Dirty Boots Foster DicksonI think of Shorty Price when I hear about politicians today who run for public office not to be leaders or problem-solvers, but celebrities or personalities. Unlike today, the voters of yesteryear understood what they saw and rarely voted for Shorty Price. Sadly, many voters today lack that level of discernment. Beyond that, if a candidate is only running for office in order to be a character on TV . . . then for Pete’s sake, be entertaining! As a long-time public school teacher, I can say with certainty that disruption for its own sake is not entertaining. But there is a place for these aspirations. Ever since the invention of screen media, there have been fools wanting to be on it, and if all somebody wants is attention, then do something worthy of attention. For example, a green suit, a funny haircut, and talking puppets worked quite well for Captain Kangaroo. If that idea is too old-school, there are plenty of opportunities for people who lack talent and charisma to achieve fame on reality TV, TikTok, and YouTube. My advice to a wannabe attention-seeker is: if you can’t outdo a man like Shorty Price, then stay in the audience.

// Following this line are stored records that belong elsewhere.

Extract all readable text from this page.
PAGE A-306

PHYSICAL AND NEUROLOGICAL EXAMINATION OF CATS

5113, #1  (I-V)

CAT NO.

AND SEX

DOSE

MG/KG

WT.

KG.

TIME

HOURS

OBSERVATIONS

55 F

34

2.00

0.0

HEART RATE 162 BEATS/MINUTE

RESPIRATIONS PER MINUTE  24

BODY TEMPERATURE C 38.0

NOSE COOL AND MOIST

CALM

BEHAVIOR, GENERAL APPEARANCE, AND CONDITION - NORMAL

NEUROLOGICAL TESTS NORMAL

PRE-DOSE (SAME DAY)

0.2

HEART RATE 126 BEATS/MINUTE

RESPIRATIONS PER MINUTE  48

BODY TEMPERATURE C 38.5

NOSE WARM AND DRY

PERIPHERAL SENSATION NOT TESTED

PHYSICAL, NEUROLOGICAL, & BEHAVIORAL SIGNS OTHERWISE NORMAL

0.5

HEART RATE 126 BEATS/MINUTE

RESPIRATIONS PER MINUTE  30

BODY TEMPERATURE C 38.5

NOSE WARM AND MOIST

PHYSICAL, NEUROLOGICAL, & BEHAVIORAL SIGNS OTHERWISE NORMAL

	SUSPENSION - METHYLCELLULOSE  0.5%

Shorty Price died in a car wreck in 1980, and there hasn’t been another one like him. The man had strong opinions and unique ways of sharing them. Once, Price expressed his disdain for the University of Tennessee football team by mooning their band at an Alabama game, and he got arrested for it. After he was sentenced to jail time and was being led away, he purportedly told the judge, “See you next year!” It’s hard to say what Price’s effects on Alabama politics were – did he actually sway public opinion or affect an election outcome? – but that’s not really the point. Somebody has got to say what needs to be said, and often we leave that duty to the clown, because it’s just too hard to take the town crier seriously.